Emanuele, piccolo grande guerriero contro una malattia mitocondriale

Racconta mamma Cristina: «Ho deciso di raccontare la nostra quotidianità suoi social augurandomi che si possa cambiare sguardo. Che ci sia meno pietismo e più solidarietà».

Emanuele è arrivato la vigilia di Natale del 2012, come un regalo speciale, il terzo figlio per Cristina e suo marito Lodovico dopo Noemi, che oggi ha 12 anni, e Davide, che ne ha compiuti 10 e prima di Rachele che ne ha 4. Il parto va bene, Emanuele è un bambino all'apparenza sano, ma, quando ha appena tre mesi di vita, i suoi genitori si accorgono che qualcosa non va. «Aveva smesso di prendere peso - ricorda Cristina - nemmeno il latte artificiale lo aiutava, e non riusciva a tenere la testa dritta, aveva una forte ipotonia. Ci sembrava un piccolo naufrago aggrappato a uno scoglio». Cominciano così lunghi accertamenti, e solo a nove mesi dal parto, dopo una biopsia muscolare, c'è la diagnosi: si tratta di una malattia genetica rara, una sindrome mitocondriale, degenerativa, al momento senza cura, che colpisce il metabolismo.
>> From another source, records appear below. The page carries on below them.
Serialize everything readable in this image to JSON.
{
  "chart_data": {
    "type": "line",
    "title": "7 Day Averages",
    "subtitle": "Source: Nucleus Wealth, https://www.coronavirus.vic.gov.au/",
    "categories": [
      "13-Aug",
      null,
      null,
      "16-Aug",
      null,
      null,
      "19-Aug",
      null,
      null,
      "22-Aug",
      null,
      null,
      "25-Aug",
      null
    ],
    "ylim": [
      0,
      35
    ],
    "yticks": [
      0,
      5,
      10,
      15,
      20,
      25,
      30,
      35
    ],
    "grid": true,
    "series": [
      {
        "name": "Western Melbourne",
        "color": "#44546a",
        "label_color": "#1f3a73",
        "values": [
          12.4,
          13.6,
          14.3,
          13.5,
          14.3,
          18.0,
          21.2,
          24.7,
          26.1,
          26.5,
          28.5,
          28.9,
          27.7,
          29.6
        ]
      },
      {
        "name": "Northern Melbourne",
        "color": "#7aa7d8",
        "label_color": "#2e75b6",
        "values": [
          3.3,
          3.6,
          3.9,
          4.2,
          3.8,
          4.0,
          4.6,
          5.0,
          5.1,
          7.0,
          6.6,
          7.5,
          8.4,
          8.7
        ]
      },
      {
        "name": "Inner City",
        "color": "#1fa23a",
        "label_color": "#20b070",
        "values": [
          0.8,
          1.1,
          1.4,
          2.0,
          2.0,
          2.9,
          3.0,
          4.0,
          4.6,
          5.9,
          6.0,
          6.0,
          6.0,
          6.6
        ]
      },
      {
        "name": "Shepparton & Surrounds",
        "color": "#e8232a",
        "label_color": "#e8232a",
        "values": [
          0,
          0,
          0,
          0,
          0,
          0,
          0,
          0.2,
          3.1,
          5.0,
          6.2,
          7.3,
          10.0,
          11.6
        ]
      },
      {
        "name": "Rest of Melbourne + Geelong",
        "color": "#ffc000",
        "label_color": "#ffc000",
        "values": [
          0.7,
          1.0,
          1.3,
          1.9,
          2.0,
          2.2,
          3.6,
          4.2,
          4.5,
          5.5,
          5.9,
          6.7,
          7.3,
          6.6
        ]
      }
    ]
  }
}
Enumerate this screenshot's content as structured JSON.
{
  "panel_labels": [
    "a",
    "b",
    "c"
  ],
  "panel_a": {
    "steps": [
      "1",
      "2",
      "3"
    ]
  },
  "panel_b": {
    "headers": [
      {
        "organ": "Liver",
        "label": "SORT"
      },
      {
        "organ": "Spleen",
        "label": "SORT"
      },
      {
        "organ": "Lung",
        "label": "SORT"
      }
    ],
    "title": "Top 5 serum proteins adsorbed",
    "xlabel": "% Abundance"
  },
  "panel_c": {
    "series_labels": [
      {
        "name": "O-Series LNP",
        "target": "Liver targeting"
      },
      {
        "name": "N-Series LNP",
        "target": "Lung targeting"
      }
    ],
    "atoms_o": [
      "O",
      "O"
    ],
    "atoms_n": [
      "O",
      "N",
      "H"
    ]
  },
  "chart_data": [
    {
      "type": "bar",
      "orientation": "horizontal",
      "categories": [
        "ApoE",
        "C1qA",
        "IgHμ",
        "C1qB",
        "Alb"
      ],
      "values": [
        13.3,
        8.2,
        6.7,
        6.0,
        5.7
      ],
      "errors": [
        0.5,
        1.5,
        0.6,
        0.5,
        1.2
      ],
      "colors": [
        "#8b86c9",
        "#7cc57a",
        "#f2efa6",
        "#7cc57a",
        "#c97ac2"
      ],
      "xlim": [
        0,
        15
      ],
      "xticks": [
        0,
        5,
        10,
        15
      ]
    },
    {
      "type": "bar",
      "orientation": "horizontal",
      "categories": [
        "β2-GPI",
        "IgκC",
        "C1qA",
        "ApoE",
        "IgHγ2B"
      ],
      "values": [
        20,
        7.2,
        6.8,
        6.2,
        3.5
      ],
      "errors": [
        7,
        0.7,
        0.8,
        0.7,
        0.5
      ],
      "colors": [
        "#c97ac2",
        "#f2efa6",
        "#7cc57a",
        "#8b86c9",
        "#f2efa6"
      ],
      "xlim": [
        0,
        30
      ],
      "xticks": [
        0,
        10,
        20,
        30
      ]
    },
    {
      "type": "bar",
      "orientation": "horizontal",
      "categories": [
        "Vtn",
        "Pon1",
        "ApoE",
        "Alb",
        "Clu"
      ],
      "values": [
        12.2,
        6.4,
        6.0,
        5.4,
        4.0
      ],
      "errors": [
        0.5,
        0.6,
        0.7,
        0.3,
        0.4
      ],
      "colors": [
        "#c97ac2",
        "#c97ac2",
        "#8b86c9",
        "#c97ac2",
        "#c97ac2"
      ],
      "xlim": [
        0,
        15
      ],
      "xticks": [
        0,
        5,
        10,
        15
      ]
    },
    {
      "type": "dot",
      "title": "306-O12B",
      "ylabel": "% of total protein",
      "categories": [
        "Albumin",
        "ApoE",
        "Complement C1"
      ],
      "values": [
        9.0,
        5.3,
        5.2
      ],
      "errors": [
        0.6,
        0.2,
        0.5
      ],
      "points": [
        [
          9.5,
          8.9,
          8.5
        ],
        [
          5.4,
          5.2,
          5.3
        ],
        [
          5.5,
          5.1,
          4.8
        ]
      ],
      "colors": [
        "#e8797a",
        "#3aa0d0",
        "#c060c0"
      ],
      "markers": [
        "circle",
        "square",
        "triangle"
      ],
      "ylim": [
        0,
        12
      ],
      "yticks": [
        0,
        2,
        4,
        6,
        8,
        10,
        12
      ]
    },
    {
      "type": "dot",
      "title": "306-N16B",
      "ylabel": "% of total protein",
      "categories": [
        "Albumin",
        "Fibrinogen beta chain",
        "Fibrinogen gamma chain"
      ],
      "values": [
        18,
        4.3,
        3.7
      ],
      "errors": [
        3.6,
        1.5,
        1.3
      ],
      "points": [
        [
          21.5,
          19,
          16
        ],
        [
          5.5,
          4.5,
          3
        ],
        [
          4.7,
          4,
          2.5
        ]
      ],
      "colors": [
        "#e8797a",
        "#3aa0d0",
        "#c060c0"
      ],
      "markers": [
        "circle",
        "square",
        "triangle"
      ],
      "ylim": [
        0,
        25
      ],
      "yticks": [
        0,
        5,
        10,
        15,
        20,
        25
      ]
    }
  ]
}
Un mese dopo, Emanuele ha una grave crisi respiratoria che lo stava portando via. Viene ricoverato in ospedale. Dalla terapia intensiva esce solo a dicembre, poco dopo il suo primo compleanno e torna a casa con tracheotomia e gastrostomia endoscopica percutanea (Peg) per respirare e alimentarsi. Da quel momento il Bambino Gesù diventa il loro centro di riferimento per le cure di Emanuele.

L’Emanuele che torna a casa è un bambino diverso per i suoi fratelli, Noemi, che allora aveva 5 anni e Davide, di soli 3. Cristina e Lodovico raccontano loro la realtà, permettendogli di prendere gradualmente confidenza con questo fratellino diverso dai fratelli dei loro amici.

Oggi Emanuele ha 8 anni e grazie alla riabilitazione, la logopedia e la fisioterapia riesce a comunicare con la Lis e con la comunicazione aumentativa alternativa. È un bambino sorridente, simpatico e molto autoironico. Dallo scorso anno ha iniziato a frequentare la scuola elementare, accompagnato dall’infermiera e dalle figure scolastiche che gli occorrono per esser incluso con la sua classe. «C’era un tempo - racconta Cristina - in cui pensavo che l’inclusione fosse qualcosa di estremamente difficile da sperimentare. Un tempo in cui pensavo che coinvolgere Emanuele in attività semplici per gli altri bambini lo potesse rendere triste. Negli anni ho capito che il primo passo verso l’inclusione sarei stata io a doverlo compiere. Tutti i cambiamenti che vogliamo vedere nel mondo hanno bisogno di un piccolo passo e il primo deve partire proprio da noi».

Cristina oggi condivide la realtà della sua famiglia sui social perché nella difficoltà che la vita gli ha riservato sente che c’è bisogno di testimoniare che i percorsi, anche quelli faticosi che non ti saresti mai augurato, si possono percorrere «ognuno col suo passo».

Raccontare una quotidianità che gira intorno alle esigenze della malattia di Emanuele, aiuta «a trovare un senso a tutto. E spero che altre famiglie possano non sentirsi sole. Ho aperto questo profilo su Instagram con un profondo desiderio di raccontare quanto la disabilità sia un aspetto della vita che non divide gli esseri umani. Quello che divide le persone sono i pregiudizi, la paura di quello che non si conosce. Allora ho deciso di raccontarla la nostra disabilità, la nostra quotidianità, il nostro amore per la vita. Augurandomi che l’empatia sia un valore che si possa diffondere. Che si possa cambiare sguardo. Che ci sia meno pietismo e più solidarietà».